Somewhere along the way, I stumbled into my best friend when we were both 19.
19 is a young age, but old enough for one’s character and personality to be more or less finalised. Every baby is born a clean slate, but over the years human interaction with those around them, like permanent ink on a sheet of plain paper, shapes every individual differently from one another. Everyone has different experiences, cultures, opinions, habits, and beliefs. And it is this combination of everything; the bits and pieces of one’s childhood, that forms one whole concrete picture that is one’s adulthood. Like a finalised painting after many, many, strokes of the brush.

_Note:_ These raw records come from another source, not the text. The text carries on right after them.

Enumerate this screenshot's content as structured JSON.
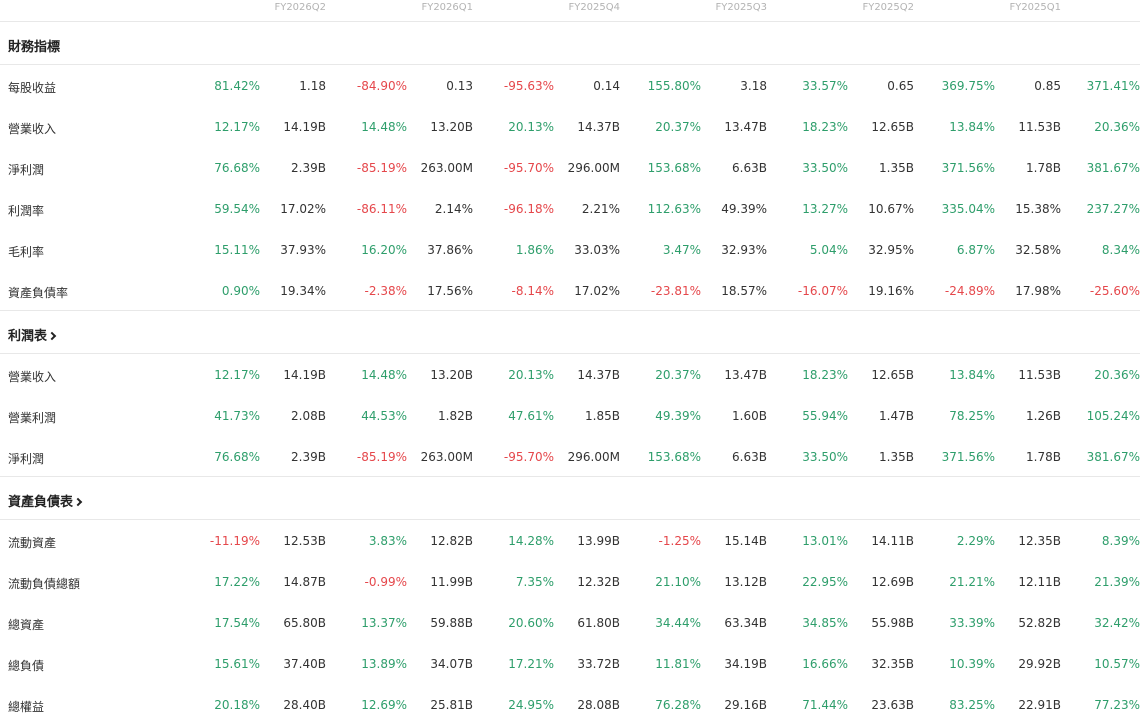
{
  "quarters": [
    "FY2026Q2",
    "FY2026Q1",
    "FY2025Q4",
    "FY2025Q3",
    "FY2025Q2",
    "FY2025Q1"
  ],
  "colors": {
    "positive": "#2e9e6b",
    "negative": "#e5474b"
  },
  "sections": [
    {
      "title": "財務指標",
      "link": false,
      "rows": [
        {
          "label": "每股收益",
          "cells": [
            "81.42%",
            "1.18",
            "-84.90%",
            "0.13",
            "-95.63%",
            "0.14",
            "155.80%",
            "3.18",
            "33.57%",
            "0.65",
            "369.75%",
            "0.85",
            "371.41%"
          ]
        },
        {
          "label": "營業收入",
          "cells": [
            "12.17%",
            "14.19B",
            "14.48%",
            "13.20B",
            "20.13%",
            "14.37B",
            "20.37%",
            "13.47B",
            "18.23%",
            "12.65B",
            "13.84%",
            "11.53B",
            "20.36%"
          ]
        },
        {
          "label": "淨利潤",
          "cells": [
            "76.68%",
            "2.39B",
            "-85.19%",
            "263.00M",
            "-95.70%",
            "296.00M",
            "153.68%",
            "6.63B",
            "33.50%",
            "1.35B",
            "371.56%",
            "1.78B",
            "381.67%"
          ]
        },
        {
          "label": "利潤率",
          "cells": [
            "59.54%",
            "17.02%",
            "-86.11%",
            "2.14%",
            "-96.18%",
            "2.21%",
            "112.63%",
            "49.39%",
            "13.27%",
            "10.67%",
            "335.04%",
            "15.38%",
            "237.27%"
          ]
        },
        {
          "label": "毛利率",
          "cells": [
            "15.11%",
            "37.93%",
            "16.20%",
            "37.86%",
            "1.86%",
            "33.03%",
            "3.47%",
            "32.93%",
            "5.04%",
            "32.95%",
            "6.87%",
            "32.58%",
            "8.34%"
          ]
        },
        {
          "label": "資產負債率",
          "cells": [
            "0.90%",
            "19.34%",
            "-2.38%",
            "17.56%",
            "-8.14%",
            "17.02%",
            "-23.81%",
            "18.57%",
            "-16.07%",
            "19.16%",
            "-24.89%",
            "17.98%",
            "-25.60%"
          ]
        }
      ]
    },
    {
      "title": "利潤表",
      "link": true,
      "rows": [
        {
          "label": "營業收入",
          "cells": [
            "12.17%",
            "14.19B",
            "14.48%",
            "13.20B",
            "20.13%",
            "14.37B",
            "20.37%",
            "13.47B",
            "18.23%",
            "12.65B",
            "13.84%",
            "11.53B",
            "20.36%"
          ]
        },
        {
          "label": "營業利潤",
          "cells": [
            "41.73%",
            "2.08B",
            "44.53%",
            "1.82B",
            "47.61%",
            "1.85B",
            "49.39%",
            "1.60B",
            "55.94%",
            "1.47B",
            "78.25%",
            "1.26B",
            "105.24%"
          ]
        },
        {
          "label": "淨利潤",
          "cells": [
            "76.68%",
            "2.39B",
            "-85.19%",
            "263.00M",
            "-95.70%",
            "296.00M",
            "153.68%",
            "6.63B",
            "33.50%",
            "1.35B",
            "371.56%",
            "1.78B",
            "381.67%"
          ]
        }
      ]
    },
    {
      "title": "資產負債表",
      "link": true,
      "rows": [
        {
          "label": "流動資產",
          "cells": [
            "-11.19%",
            "12.53B",
            "3.83%",
            "12.82B",
            "14.28%",
            "13.99B",
            "-1.25%",
            "15.14B",
            "13.01%",
            "14.11B",
            "2.29%",
            "12.35B",
            "8.39%"
          ]
        },
        {
          "label": "流動負債總額",
          "cells": [
            "17.22%",
            "14.87B",
            "-0.99%",
            "11.99B",
            "7.35%",
            "12.32B",
            "21.10%",
            "13.12B",
            "22.95%",
            "12.69B",
            "21.21%",
            "12.11B",
            "21.39%"
          ]
        },
        {
          "label": "總資產",
          "cells": [
            "17.54%",
            "65.80B",
            "13.37%",
            "59.88B",
            "20.60%",
            "61.80B",
            "34.44%",
            "63.34B",
            "34.85%",
            "55.98B",
            "33.39%",
            "52.82B",
            "32.42%"
          ]
        },
        {
          "label": "總負債",
          "cells": [
            "15.61%",
            "37.40B",
            "13.89%",
            "34.07B",
            "17.21%",
            "33.72B",
            "11.81%",
            "34.19B",
            "16.66%",
            "32.35B",
            "10.39%",
            "29.92B",
            "10.57%"
          ]
        },
        {
          "label": "總權益",
          "cells": [
            "20.18%",
            "28.40B",
            "12.69%",
            "25.81B",
            "24.95%",
            "28.08B",
            "76.28%",
            "29.16B",
            "71.44%",
            "23.63B",
            "83.25%",
            "22.91B",
            "77.23%"
          ]
        }
      ]
    }
  ]
}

My best friend and I clicked like the perfect puzzle piece. We started off as strangers from vastly different backgrounds, but all of our differences and jagged edges fit right in with each other so snugly, like a perfectly fitting shoe. And how rare is that to find, a perfect puzzle piece, when no two people are the same?
I know full well the people who have crafted me from childhood until now, those who created my puzzle piece. Those who have shaped me uniquely me, complete with influencing my set of beliefs, opinions, character and personality.
And which other group of people had shaped and influenced my best friend? Which other group of people had walked with my best friend way before I did, such that we clicked so effortlessly?
Everyone is a mirror of those who have walked with them. However you think of me, reflects about those who have been critical to my growing up. And for me, it’s always rather intimidating to come to see these mirrors, regardless your own or someone else’s. Had these mirrors not reflected, I wouldn’t be me, and you wouldn’t be you.
Today I met my best friend’s mirrors, those who have walked with her longer in years than I have in months. It was an incredible honour, but it was also a surge of emotions. I saw so many aspects of my best friend in another person—a stranger, to me. These mirrors of my best friend are complete strangers to me. But complete strangers come together and form an inseparable person.
I hear stories of my best friend when she was at an age that now seemed too distant for me. What would I have done if I met my best friend when we were 7 instead of 19? These would only be hypothetical questions, but they invoke so much pondering.
How? Where? What? Why? How? Am I trying too hard? Why do I feel this way? Is anyone even relating to this at all? What does my best friend think of this post?
Humans are weird and I don’t deny one bit of it. And language is more powerful now than it has ever been, but today I feel like I’ve done a poor job in relaying my emotions in this blog post. I feel like I’ve not said anything very meaningful at all, and I’m not sure if anyone will understand, much less relate to me. I take a lot of pride in my writing, but I’ve utterly failed in this post at trying to relay the storm in my head.
Perhaps, either it is not meant to be relayed, or only those with puzzle pieces that complement mine shall understand me.